After demonstrating his loyalty to the new Roman ruler Marc Antony (a member of the Second Triumvirate and the recipient of the eastern provinces, which included Judah), the senate placed direct control over Judah into Herod’s hands. To strengthen his position, they titled him rex socius et amicus populi Romani (allied king and friend of the Roman people). Still, it would take three years after receiving Roman recognition (and countless Jewish deaths) for Herod to be firmly installed as king over the country. One of the darkest periods in Jewish history would soon commence; the Temple’s destruction was now within clear sight.
Herod ruled as king of Judah for thirty-two stormy years, until his death in 4 BCE. Upon assuming power, he had swiftly seized complete control of the government and instilled terror in the hearts of the masses. Not one to forget an adversary, he ordered forty-five of the sages who had sat at his trial put to death, removing all valuables from their bodies as they were brought to burial. Many other sages were killed as well. The remaining sages were paralyzed from even contemplating future action against the tyrant. Hostile action, they felt, would only result in further atrocities and bloodshed.
Despite Herod’s consolidation of power, his fearful paranoia, which included concern over uprisings or even civil war, was ever present. He surrounded himself with armed guards and brought in mercenary soldiers to subdue the populace. He also employed informers whose task it was to identify any dissident movements before they erupted into outright rebellion. Those arrested were tortured. Often Herod himself would move incognito among the people to measure their attitude toward him and his government. Such underhanded activity added an additional degree of uncertainty and distress to the people’s lives.
Not surprisingly, Herod found his primary support among the Sadducees. They were indifferent to the king’s tainted ancestry and encouraged him to create a purely political Jewish state, completely independent of any religious underpinnings. With his brutal action against the sages, Herod took one major step in that direction. He later went even further, auctioning off the high priesthood to the highest, but typically unqualified, bidder. By cheapening the position, he hoped to further diminish any spiritual influence on Judah’s political sphere.
Underlying Herod’s attack against the religious establishment was a deeper struggle between Hellenistic paganism and Judaism. More than a century after the Maccabean uprising, Hellenism still dominated much of Judah as the foreign population of Greeks and Hellenized Syrians had grown considerably in size and influence.

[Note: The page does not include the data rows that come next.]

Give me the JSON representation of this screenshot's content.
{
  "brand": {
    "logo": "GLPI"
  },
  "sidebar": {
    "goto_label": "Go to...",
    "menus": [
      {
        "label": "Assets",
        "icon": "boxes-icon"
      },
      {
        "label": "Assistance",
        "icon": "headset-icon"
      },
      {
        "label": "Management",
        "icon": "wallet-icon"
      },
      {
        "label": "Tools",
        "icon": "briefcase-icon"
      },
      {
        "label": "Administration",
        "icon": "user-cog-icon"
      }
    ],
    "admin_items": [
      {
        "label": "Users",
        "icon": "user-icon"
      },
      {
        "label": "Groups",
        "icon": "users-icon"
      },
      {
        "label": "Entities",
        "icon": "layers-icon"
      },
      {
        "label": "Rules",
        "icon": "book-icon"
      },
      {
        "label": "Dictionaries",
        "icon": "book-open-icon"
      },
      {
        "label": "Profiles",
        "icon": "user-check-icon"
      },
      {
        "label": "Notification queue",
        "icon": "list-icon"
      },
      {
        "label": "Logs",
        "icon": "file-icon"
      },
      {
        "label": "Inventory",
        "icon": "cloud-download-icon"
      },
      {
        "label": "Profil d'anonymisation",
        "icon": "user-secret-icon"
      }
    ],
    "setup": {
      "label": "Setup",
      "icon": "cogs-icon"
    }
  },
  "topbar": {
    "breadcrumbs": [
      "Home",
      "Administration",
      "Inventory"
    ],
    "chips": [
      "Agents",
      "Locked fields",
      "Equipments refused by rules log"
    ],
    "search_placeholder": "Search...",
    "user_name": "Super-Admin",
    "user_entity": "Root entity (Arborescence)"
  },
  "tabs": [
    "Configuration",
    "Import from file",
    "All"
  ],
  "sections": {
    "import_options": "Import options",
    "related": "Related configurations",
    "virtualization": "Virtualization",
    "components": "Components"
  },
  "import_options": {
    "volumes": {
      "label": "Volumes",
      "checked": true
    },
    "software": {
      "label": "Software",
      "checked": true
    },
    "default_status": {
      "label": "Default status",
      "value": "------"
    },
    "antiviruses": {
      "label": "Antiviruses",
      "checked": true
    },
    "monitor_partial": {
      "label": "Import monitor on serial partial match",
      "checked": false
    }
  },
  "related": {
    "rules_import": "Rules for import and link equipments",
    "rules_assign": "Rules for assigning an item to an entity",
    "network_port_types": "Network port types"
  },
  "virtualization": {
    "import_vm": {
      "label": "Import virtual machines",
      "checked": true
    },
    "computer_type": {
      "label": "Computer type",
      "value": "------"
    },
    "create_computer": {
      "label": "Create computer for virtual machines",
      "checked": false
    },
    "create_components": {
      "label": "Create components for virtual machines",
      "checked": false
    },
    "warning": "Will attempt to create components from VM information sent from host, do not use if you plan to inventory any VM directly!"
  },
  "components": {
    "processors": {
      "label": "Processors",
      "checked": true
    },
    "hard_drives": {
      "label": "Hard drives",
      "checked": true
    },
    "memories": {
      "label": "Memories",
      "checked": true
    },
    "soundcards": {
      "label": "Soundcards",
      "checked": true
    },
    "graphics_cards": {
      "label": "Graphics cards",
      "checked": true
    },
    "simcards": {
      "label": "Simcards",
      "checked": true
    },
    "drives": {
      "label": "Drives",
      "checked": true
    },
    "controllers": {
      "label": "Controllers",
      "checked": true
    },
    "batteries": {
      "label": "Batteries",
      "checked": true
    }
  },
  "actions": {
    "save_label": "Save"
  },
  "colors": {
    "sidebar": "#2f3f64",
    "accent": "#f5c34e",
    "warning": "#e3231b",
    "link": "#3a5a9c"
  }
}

The Jews began to feel like strangers in their own land. Herod, himself an avowed Hellenist, catered directly to that population.
Herod was extremely popular with his gentile subjects. He established many elaborate Greek cities,including Caesarea on the Mediterranean coast, which became the largest port city in the country. He also built many theaters and hippodromes to advance pagan culture in the land. Even outside the country he erected magnificent public buildings. For these and other projects he was affectionately named “the Great.”
The Jews viewed these undertakings in a completely different light. A large portion of the huge sums Herod used for these elaborate projects came from his Jewish subjects, yet they were not his beneficiaries. He refused to expend resources to improve Jewish municipalities. Before Herod’s ascension to power, the Jews had benefited from a robust economy. By the time he was done squeezing them of their financial assets, both during their lifetimes and after death, they were impoverished and broken.
Into this desperate state of affairs stepped the great sage Hillel.
Hillel was everything Herod was not. He was calm, kind, patient, and caring, with a true interest in the spiritual as well as the physical well-being of the nation. Hillel encouraged the people to remain detached from political affairs. Focusing on Torah, he said, was the only way to survive under such difficult conditions. The hearts of his generation rallied around him. He, not the Idumean tyrant, was their true leader.